India's Prime Minister Narendra Modi has complained to China's visiting president about border incursions, the government said on Thursday, as tensions on the remote mountainous frontier between Asia's two superpowers threatened to overshadow a crucial summit.

As Xi Jinping hailed the potential of stronger ties between China and India to bring "peace and prosperity" to 2.5bn people, local media reported that hundreds of troops were engaged in a stand-off in the northern Ladakh region.

The two countries have long been embroiled in a bitter dispute over their border, with both sides accusing soldiers of crossing over into the other's territory.

The neighbours, now nuclear-armed, fought a brief but bloody war in 1962 over the Indian state of Arunachal Pradesh in the eastern Himalayas, and are still embroiled in a bitter dispute over the territory.

AFP could not confirm the incursion reports, but a Ladakh lawmaker who asked not to be named said around 1,000 Chinese troops had crossed into the Indian side on Wednesday - as Xi began his visit.

"The government has sent reinforcements," he said.

Foreign ministry spokesman Syed Akbaruddin said Modi raised the issue on Wednesday, as Xi began his first official visit to India, and would do so again in formal talks on Thursday.

Modi has rolled out the red carpet for the Chinese leader, hosting a private dinner in a luxury riverside tent in his home city Ahmedabad on Wednesday.

India's new leader is eager to secure Chinese funding to fulfil his election pledge to overhaul India's crumbling infrastructure, which experts say has held back much-needed economic growth in the country of 1.2bn people.

At an official welcome ceremony at the Indian president's palace in central New Delhi, Xi hailed the benefits of stronger ties to "bring benefits to the 2.5bn people in China and India".

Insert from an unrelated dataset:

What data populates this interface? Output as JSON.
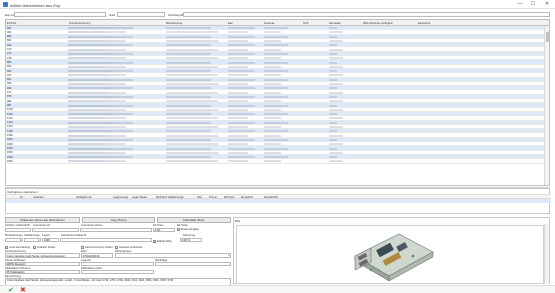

"During this visit, I hope to work with the Indian leadership to be strong advocates of China-India relations and to partner with each other to take our strategic and cooperative partnership for peace and prosperity to a higher plane."

Despite his hardline nationalist reputation, Modi moved quickly to engage with China after taking office in May, swiftly extending an invitation to Xi. He has also spoken of his admiration for China's economic success.

China, meanwhile, is keen to foster warmer ties with its western neighbour at a time of heightened tensions with Japan and several Southeast Asian nations over disputed sea territory.

But while the two sides have been at pains to stress cooperation ahead of the visit, much remains that divides them.

Xi, the first Chinese president to visit India since 2006, arrived from the Maldives and Sri Lanka, where he announced large-scale investment and sought to boost ties in the politically sensitive area of defence.

The presence in India of the Dalai Lama, Tibet's exiled spiritual leader, is another source of tension between the two countries.

Police in New Delhi detained around 10 Tibetan protesters outside the Chinese embassy on Wednesday morning and security was beefed up around the compound on Thursday.

Xi has pledged greater investment from China, already India's biggest trading partner, with annual two-way commerce of more than $65bn.

India has been pushing for more investment to narrow the trade deficit with China, which has soared to more than $40bn from just $1bn in 2001-02.

China, which built the world's largest high-speed rail system from scratch in less than a decade, is keen to secure business for its state industries as India overhauls its infrastructure.

On Wednesday it agreed to build an industrial park in the prosperous Indian state of Gujarat, where Modi served as chief minister before taking over as prime minister.